Wednesday, September 30, 2015

Vixen and Its Diversity Problem

Vixen, Vixen, Vixen. I want to like you. I do. I just binged all six of your episodes. You’re a good show. The animation is nice. The actors are good. The story is good. BUT there is one big fricking problem – You don’t seem understand that there is more than one shade of brown. 

Okay, that’s unfair, maybe you know there are two or three, but come on! Mari kept changing tones, sometimes due to lighting, sometimes not. All of the African characters were pretty much the same light shade as both Mari and Professor Macalester. You showed two characters with darker tones, a cop and an assailant. This makes no sense to me. Look at your cast! They all have different skin tones. Why is that diversity not represented in your animation?

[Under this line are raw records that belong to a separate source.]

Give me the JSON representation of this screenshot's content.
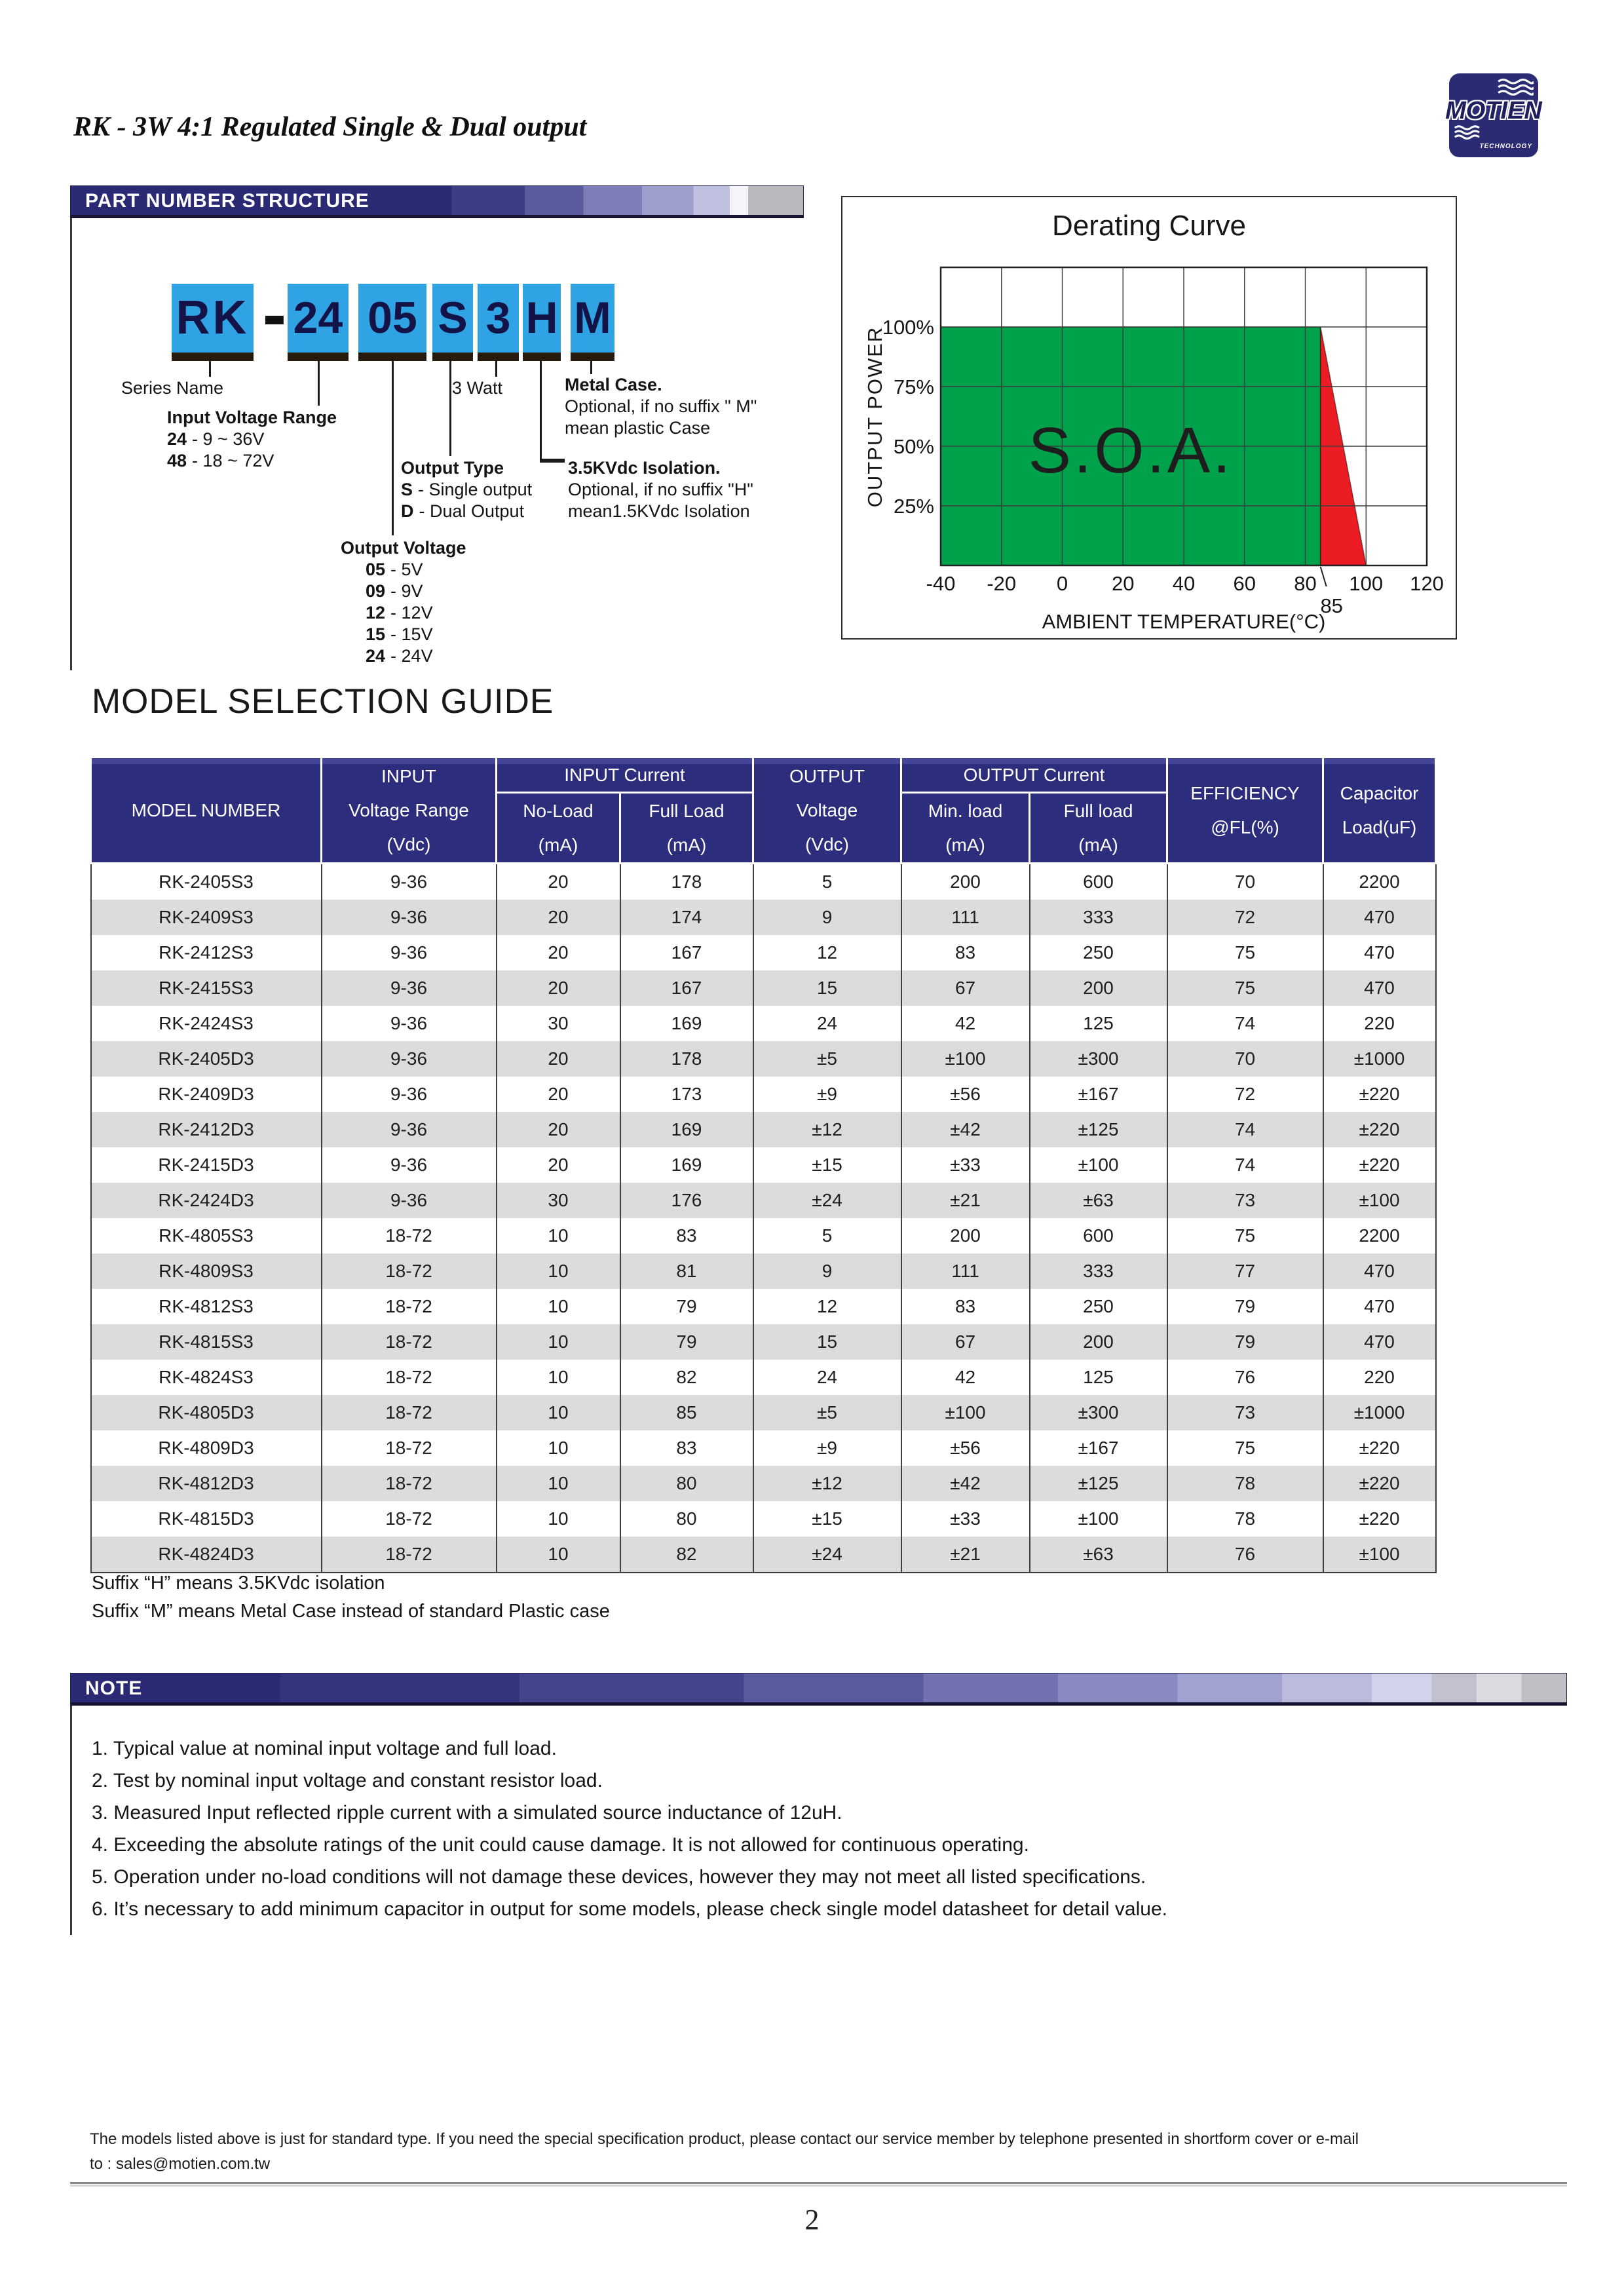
{
  "page": {
    "title": "RK - 3W 4:1 Regulated Single & Dual output",
    "page_number": "2",
    "footer_line1": "The models listed above is just for standard type. If you need the special specification product, please contact our service member by telephone presented in shortform cover or e-mail",
    "footer_line2": "to : sales@motien.com.tw"
  },
  "logo": {
    "name": "MOTIEN",
    "sub": "TECHNOLOGY",
    "bg_color": "#2b2b74"
  },
  "pns": {
    "header": "PART NUMBER STRUCTURE",
    "segments": [
      "RK",
      "-",
      "24",
      "05",
      "S",
      "3",
      "H",
      "M"
    ],
    "series_name": "Series Name",
    "watt": "3 Watt",
    "metal_case": {
      "title": "Metal Case.",
      "line1": "Optional, if no suffix \" M\"",
      "line2": "mean plastic Case"
    },
    "input_voltage": {
      "title": "Input Voltage Range",
      "options": [
        {
          "code": "24",
          "text": "- 9 ~ 36V"
        },
        {
          "code": "48",
          "text": "- 18 ~ 72V"
        }
      ]
    },
    "output_type": {
      "title": "Output Type",
      "options": [
        {
          "code": "S",
          "text": "- Single output"
        },
        {
          "code": "D",
          "text": "- Dual Output"
        }
      ]
    },
    "isolation": {
      "title": "3.5KVdc Isolation.",
      "line1": "Optional, if no  suffix \"H\"",
      "line2": "mean1.5KVdc Isolation"
    },
    "output_voltage": {
      "title": "Output Voltage",
      "options": [
        {
          "code": "05",
          "text": "- 5V"
        },
        {
          "code": "09",
          "text": "- 9V"
        },
        {
          "code": "12",
          "text": "- 12V"
        },
        {
          "code": "15",
          "text": "- 15V"
        },
        {
          "code": "24",
          "text": "- 24V"
        }
      ]
    }
  },
  "chart_data": {
    "type": "area",
    "title": "Derating Curve",
    "xlabel": "AMBIENT TEMPERATURE(°C)",
    "ylabel": "OUTPUT POWER",
    "xlim": [
      -40,
      120
    ],
    "ylim_pct": [
      0,
      125
    ],
    "x_ticks": [
      -40,
      -20,
      0,
      20,
      40,
      60,
      80,
      100,
      120
    ],
    "x_extra_tick": 85,
    "y_grid_pct": [
      0,
      25,
      50,
      75,
      100,
      125
    ],
    "y_tick_values": [
      100,
      75,
      50,
      25
    ],
    "y_tick_labels": [
      "100%",
      "75%",
      "50%",
      "25%"
    ],
    "soa_label": "S.O.A.",
    "grid": true,
    "colors": {
      "safe": "#00A14B",
      "derate": "#EC1C24"
    },
    "regions": [
      {
        "name": "safe-operating-area",
        "color_key": "safe",
        "points_t_pct": [
          [
            -40,
            0
          ],
          [
            -40,
            100
          ],
          [
            85,
            100
          ],
          [
            85,
            0
          ]
        ]
      },
      {
        "name": "derating-region",
        "color_key": "derate",
        "points_t_pct": [
          [
            85,
            100
          ],
          [
            100,
            0
          ],
          [
            85,
            0
          ]
        ]
      }
    ]
  },
  "table": {
    "title": "MODEL SELECTION GUIDE",
    "header": {
      "model_number": "MODEL NUMBER",
      "input": "INPUT",
      "input_sub": "Voltage Range",
      "input_unit": "(Vdc)",
      "input_current": "INPUT Current",
      "no_load": "No-Load",
      "no_load_unit": "(mA)",
      "full_load": "Full Load",
      "full_load_unit": "(mA)",
      "output": "OUTPUT",
      "output_sub": "Voltage",
      "output_unit": "(Vdc)",
      "output_current": "OUTPUT Current",
      "min_load": "Min. load",
      "min_load_unit": "(mA)",
      "out_full_load": "Full load",
      "out_full_load_unit": "(mA)",
      "efficiency": "EFFICIENCY",
      "efficiency_sub": "@FL(%)",
      "capacitor": "Capacitor",
      "capacitor_sub": "Load(uF)"
    },
    "rows": [
      [
        "RK-2405S3",
        "9-36",
        "20",
        "178",
        "5",
        "200",
        "600",
        "70",
        "2200"
      ],
      [
        "RK-2409S3",
        "9-36",
        "20",
        "174",
        "9",
        "111",
        "333",
        "72",
        "470"
      ],
      [
        "RK-2412S3",
        "9-36",
        "20",
        "167",
        "12",
        "83",
        "250",
        "75",
        "470"
      ],
      [
        "RK-2415S3",
        "9-36",
        "20",
        "167",
        "15",
        "67",
        "200",
        "75",
        "470"
      ],
      [
        "RK-2424S3",
        "9-36",
        "30",
        "169",
        "24",
        "42",
        "125",
        "74",
        "220"
      ],
      [
        "RK-2405D3",
        "9-36",
        "20",
        "178",
        "±5",
        "±100",
        "±300",
        "70",
        "±1000"
      ],
      [
        "RK-2409D3",
        "9-36",
        "20",
        "173",
        "±9",
        "±56",
        "±167",
        "72",
        "±220"
      ],
      [
        "RK-2412D3",
        "9-36",
        "20",
        "169",
        "±12",
        "±42",
        "±125",
        "74",
        "±220"
      ],
      [
        "RK-2415D3",
        "9-36",
        "20",
        "169",
        "±15",
        "±33",
        "±100",
        "74",
        "±220"
      ],
      [
        "RK-2424D3",
        "9-36",
        "30",
        "176",
        "±24",
        "±21",
        "±63",
        "73",
        "±100"
      ],
      [
        "RK-4805S3",
        "18-72",
        "10",
        "83",
        "5",
        "200",
        "600",
        "75",
        "2200"
      ],
      [
        "RK-4809S3",
        "18-72",
        "10",
        "81",
        "9",
        "111",
        "333",
        "77",
        "470"
      ],
      [
        "RK-4812S3",
        "18-72",
        "10",
        "79",
        "12",
        "83",
        "250",
        "79",
        "470"
      ],
      [
        "RK-4815S3",
        "18-72",
        "10",
        "79",
        "15",
        "67",
        "200",
        "79",
        "470"
      ],
      [
        "RK-4824S3",
        "18-72",
        "10",
        "82",
        "24",
        "42",
        "125",
        "76",
        "220"
      ],
      [
        "RK-4805D3",
        "18-72",
        "10",
        "85",
        "±5",
        "±100",
        "±300",
        "73",
        "±1000"
      ],
      [
        "RK-4809D3",
        "18-72",
        "10",
        "83",
        "±9",
        "±56",
        "±167",
        "75",
        "±220"
      ],
      [
        "RK-4812D3",
        "18-72",
        "10",
        "80",
        "±12",
        "±42",
        "±125",
        "78",
        "±220"
      ],
      [
        "RK-4815D3",
        "18-72",
        "10",
        "80",
        "±15",
        "±33",
        "±100",
        "78",
        "±220"
      ],
      [
        "RK-4824D3",
        "18-72",
        "10",
        "82",
        "±24",
        "±21",
        "±63",
        "76",
        "±100"
      ]
    ],
    "suffix_note1": "Suffix “H” means 3.5KVdc isolation",
    "suffix_note2": "Suffix “M” means Metal Case instead of standard Plastic case"
  },
  "notes": {
    "header": "NOTE",
    "items": [
      "1. Typical value at nominal input voltage and full load.",
      "2. Test by nominal input voltage and constant resistor load.",
      "3. Measured Input reflected ripple current with a simulated source inductance of 12uH.",
      "4. Exceeding the absolute ratings of the unit could cause damage.  It is not allowed for continuous operating.",
      "5. Operation under no-load conditions will not damage these devices, however they may not meet all listed specifications.",
      "6. It’s necessary to add minimum capacitor in output for some models, please check single model datasheet for detail value."
    ]
  }
}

Also, have you been to Detroit? It’s consistently ranked in the top ten, usually the top five, of cities with the highest percentage of African Americans. So why did I see mostly white people?

And don’t get me started on Cisco? I liked how you handled Barry and Oliver. You captured their essences. And I liked the vibe of Cisco, but Carlos Valdes has a different skin tone than Grant Gustin and Stephen Amell. All you had to do was change his coloring a little bit, and he would have been perfect. If my Microsoft Word can give me customized shades, I think whatever animation programs you are using can do the same. It’s lazy. And this show is too good for to be screwed up by laziness.

Get it together, CW Seed. Vixen has a lot of potential. I want it to succeed, but I also want respectable representation of who these characters are and the environments they live in. You can do better. Do not fail this show.